与当下的处境一比,强烈的落差感如同冰冷的潮水,几乎淹没了他。
他真的想要换一个枕头,还有更舒适的床上用品,更合身的睡衣,常用的化妆品,外出穿的衣服,齐全的洗漱用具,镶嵌着月光石的梳子……
唉,他无声地叹息。
就在这个瞬间,他忽然想到伽利厄,伽利厄说有什么事情都可以找他,也包括这种事情吗?
更重要的是,他真的要半夜敲一名陌生雌虫的门吗?
这个念头刚一浮现,就被他强行压下去了。
在帝国的礼仪规范里,这样做几乎等同于某种隐晦的暗示。
对于一个雄虫来说,也太放/荡了。
他不能这么做。
可是身体的极度不适,令他一刻也无法在这张床上待下去。
他纠结着坐起身,在黑暗中摸索,从床头的柜子里取出了一枚精美的硬币。这是他总会随身携带的幸运硬币,其中一面镌刻了兰切里德家族繁复的徽章。
菱形盾徽,背景是如午夜般的墨蓝色。一只姿态优美的银翼夜莺位于中央,衔着一柄造型古老的银色短刃。夜莺的脚下,蜿蜒着带有尖刺的深红色蔷薇。
他将硬币紧紧握在手心,垂下纤长的睫毛,冰凉的金属触感让他稍微冷静了些。
就让命运来决定吧。
如果徽记朝上,就去找伽利厄,要求换个枕头,换床被子。如果反面朝上,那就忍一忍,睁眼到天亮。
他不再犹豫,将硬币弹向空中。
硬币在昏暗的光线下划出一道微弱的银色弧线,落下后被他利落地扣在手背上。
他屏住呼吸,缓缓移开手掌。
映入眼帘的是夜莺与蔷薇的图案——徽记朝上。
命运,或者说这枚代表家族的硬币,给了他一个方向。
莫菲尔盯着硬币看了一会儿,仿佛要从中看出什么启示。
最终,他做好了心理建设。
不给雄虫提供舒适的环境,本身就是伽利厄的错误,这只是他对恶劣环境的合理抗议!
他静悄悄地下床,抱起那个被他嫌弃的枕头。
灿金色的长发因为没有束起而柔顺地垂落下来,垂至腰间,更显得身形单薄。
他像一只夜行的猫,悄无声息地走到伽利厄的房门外。
站在那扇紧闭的门前,他又一次犹豫了,心脏在胸腔里跳动的速度加快了,一丝退意涌上心头。
沉静片刻,他鼓起勇气,抬手用力敲响了房门。
“叩、叩、叩——”
敲击声在寂静的走廊里回荡,显得格外突兀,这声响仿佛也一并敲打在莫菲尔紧绷的神经上。

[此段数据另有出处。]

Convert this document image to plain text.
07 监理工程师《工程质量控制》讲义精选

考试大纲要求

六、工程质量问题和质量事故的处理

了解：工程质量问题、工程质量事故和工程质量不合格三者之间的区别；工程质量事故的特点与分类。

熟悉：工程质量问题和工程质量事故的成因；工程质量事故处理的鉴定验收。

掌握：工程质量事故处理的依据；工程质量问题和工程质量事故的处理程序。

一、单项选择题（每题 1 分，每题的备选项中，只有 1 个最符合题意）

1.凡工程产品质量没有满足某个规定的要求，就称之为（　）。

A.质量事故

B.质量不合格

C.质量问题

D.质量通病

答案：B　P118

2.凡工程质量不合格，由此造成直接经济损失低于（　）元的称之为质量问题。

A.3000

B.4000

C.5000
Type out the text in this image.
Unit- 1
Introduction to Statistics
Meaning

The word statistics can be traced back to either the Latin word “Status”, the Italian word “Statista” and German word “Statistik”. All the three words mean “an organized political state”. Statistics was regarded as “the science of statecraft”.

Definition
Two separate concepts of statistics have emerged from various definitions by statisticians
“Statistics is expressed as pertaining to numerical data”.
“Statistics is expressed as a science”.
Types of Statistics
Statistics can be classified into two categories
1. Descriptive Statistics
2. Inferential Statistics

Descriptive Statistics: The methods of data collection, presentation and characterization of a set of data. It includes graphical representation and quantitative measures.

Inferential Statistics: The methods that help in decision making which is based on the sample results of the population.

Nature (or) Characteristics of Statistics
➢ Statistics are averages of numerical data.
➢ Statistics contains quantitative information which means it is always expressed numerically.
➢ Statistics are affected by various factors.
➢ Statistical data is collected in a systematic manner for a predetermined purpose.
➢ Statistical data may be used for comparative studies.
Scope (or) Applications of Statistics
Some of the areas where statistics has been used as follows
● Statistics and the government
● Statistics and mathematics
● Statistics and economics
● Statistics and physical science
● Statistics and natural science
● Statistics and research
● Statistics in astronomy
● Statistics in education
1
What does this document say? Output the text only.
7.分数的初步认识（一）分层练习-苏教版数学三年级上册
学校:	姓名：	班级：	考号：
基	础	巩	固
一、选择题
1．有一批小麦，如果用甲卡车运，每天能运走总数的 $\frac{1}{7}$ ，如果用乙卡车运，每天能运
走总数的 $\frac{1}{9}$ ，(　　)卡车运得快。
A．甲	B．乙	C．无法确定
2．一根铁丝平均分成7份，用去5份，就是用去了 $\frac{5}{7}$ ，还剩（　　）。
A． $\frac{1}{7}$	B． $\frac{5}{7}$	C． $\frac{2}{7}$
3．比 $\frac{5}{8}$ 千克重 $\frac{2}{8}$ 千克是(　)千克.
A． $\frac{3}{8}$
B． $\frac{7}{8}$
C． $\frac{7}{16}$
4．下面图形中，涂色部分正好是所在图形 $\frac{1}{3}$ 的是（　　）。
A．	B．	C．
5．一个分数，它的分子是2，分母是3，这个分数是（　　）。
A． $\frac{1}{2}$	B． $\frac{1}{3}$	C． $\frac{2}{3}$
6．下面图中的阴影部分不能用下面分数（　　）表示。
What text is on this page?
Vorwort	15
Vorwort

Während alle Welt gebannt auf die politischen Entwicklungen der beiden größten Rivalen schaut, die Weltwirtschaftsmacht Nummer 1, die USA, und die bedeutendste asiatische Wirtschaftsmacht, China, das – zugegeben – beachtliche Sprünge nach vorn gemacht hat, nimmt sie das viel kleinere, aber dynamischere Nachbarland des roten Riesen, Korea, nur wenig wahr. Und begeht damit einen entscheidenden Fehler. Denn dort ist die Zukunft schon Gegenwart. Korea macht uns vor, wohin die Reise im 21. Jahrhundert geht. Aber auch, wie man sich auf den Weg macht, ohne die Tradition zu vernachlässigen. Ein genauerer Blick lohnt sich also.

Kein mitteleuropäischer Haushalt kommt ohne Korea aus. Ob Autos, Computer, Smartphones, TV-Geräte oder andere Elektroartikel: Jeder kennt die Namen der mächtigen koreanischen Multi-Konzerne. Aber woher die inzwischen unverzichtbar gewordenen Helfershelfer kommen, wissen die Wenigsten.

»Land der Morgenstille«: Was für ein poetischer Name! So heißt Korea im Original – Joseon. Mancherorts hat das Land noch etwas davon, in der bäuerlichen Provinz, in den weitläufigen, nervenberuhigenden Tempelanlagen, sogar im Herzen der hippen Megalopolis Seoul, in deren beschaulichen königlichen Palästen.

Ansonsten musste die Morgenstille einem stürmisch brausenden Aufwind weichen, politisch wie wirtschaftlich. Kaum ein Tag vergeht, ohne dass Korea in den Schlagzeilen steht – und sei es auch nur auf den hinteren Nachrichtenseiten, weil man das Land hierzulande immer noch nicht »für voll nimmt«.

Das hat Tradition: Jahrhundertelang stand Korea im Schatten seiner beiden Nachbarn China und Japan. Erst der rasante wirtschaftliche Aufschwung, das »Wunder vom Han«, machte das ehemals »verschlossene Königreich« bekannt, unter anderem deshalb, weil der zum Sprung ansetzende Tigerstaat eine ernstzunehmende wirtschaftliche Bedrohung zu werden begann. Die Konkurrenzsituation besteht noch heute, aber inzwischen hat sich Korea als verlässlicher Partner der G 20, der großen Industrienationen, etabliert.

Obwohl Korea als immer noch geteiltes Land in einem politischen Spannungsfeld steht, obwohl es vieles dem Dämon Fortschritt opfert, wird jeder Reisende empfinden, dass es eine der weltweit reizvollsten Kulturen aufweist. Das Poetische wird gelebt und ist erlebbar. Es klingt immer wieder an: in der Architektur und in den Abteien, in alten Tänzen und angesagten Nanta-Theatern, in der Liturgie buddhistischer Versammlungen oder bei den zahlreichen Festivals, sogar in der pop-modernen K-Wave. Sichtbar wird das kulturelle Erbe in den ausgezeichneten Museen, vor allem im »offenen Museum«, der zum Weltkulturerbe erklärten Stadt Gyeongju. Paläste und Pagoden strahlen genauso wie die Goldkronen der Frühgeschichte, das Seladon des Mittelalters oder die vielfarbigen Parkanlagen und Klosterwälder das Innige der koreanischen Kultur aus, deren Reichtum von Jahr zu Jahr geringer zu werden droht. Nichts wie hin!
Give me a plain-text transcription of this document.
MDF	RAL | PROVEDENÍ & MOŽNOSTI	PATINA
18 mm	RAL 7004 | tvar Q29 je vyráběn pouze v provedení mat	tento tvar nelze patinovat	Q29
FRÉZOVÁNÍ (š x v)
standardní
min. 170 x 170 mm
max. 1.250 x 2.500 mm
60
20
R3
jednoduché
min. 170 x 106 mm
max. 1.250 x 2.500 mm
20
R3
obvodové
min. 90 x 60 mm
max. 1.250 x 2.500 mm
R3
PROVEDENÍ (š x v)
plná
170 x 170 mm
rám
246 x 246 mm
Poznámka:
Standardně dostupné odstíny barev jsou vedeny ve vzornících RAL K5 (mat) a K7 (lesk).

门立刻打开了,迅速到他甚至以为伽利厄一直守在门前没睡觉。
绿色眼瞳微微一缩,他仰头看向伽利厄。
门扉开启的瞬间,一股温暖的信息素扑面而来,瞬间驱散了走廊里的冰冷,也将莫菲尔笼罩其中。
黑色的短发微微凌乱,几缕发丝不驯服地搭在额前,而最引人注目的是那未着寸缕的上半身。
昏暗的光线下,高大的身躯散发着惊人的热意和力量感。
宽阔厚实的胸膛肌肉贲张,线条分明,随着呼吸缓缓起伏。紧实的腹肌向下延伸,没入松垮系在腰间的深色长裤里。
皮肤上布满了新旧交错的伤疤,无声地诉说着无数次生死搏杀的过往。
那双金色的眼瞳在黑暗中如同燃烧的火焰,此刻正锁定在门外不请自来的小雄虫身上。
他的目光从莫菲尔金色的发丝,滑到怀里抱着的枕头,再落到微微敞开的领口露出的一小片锁骨上。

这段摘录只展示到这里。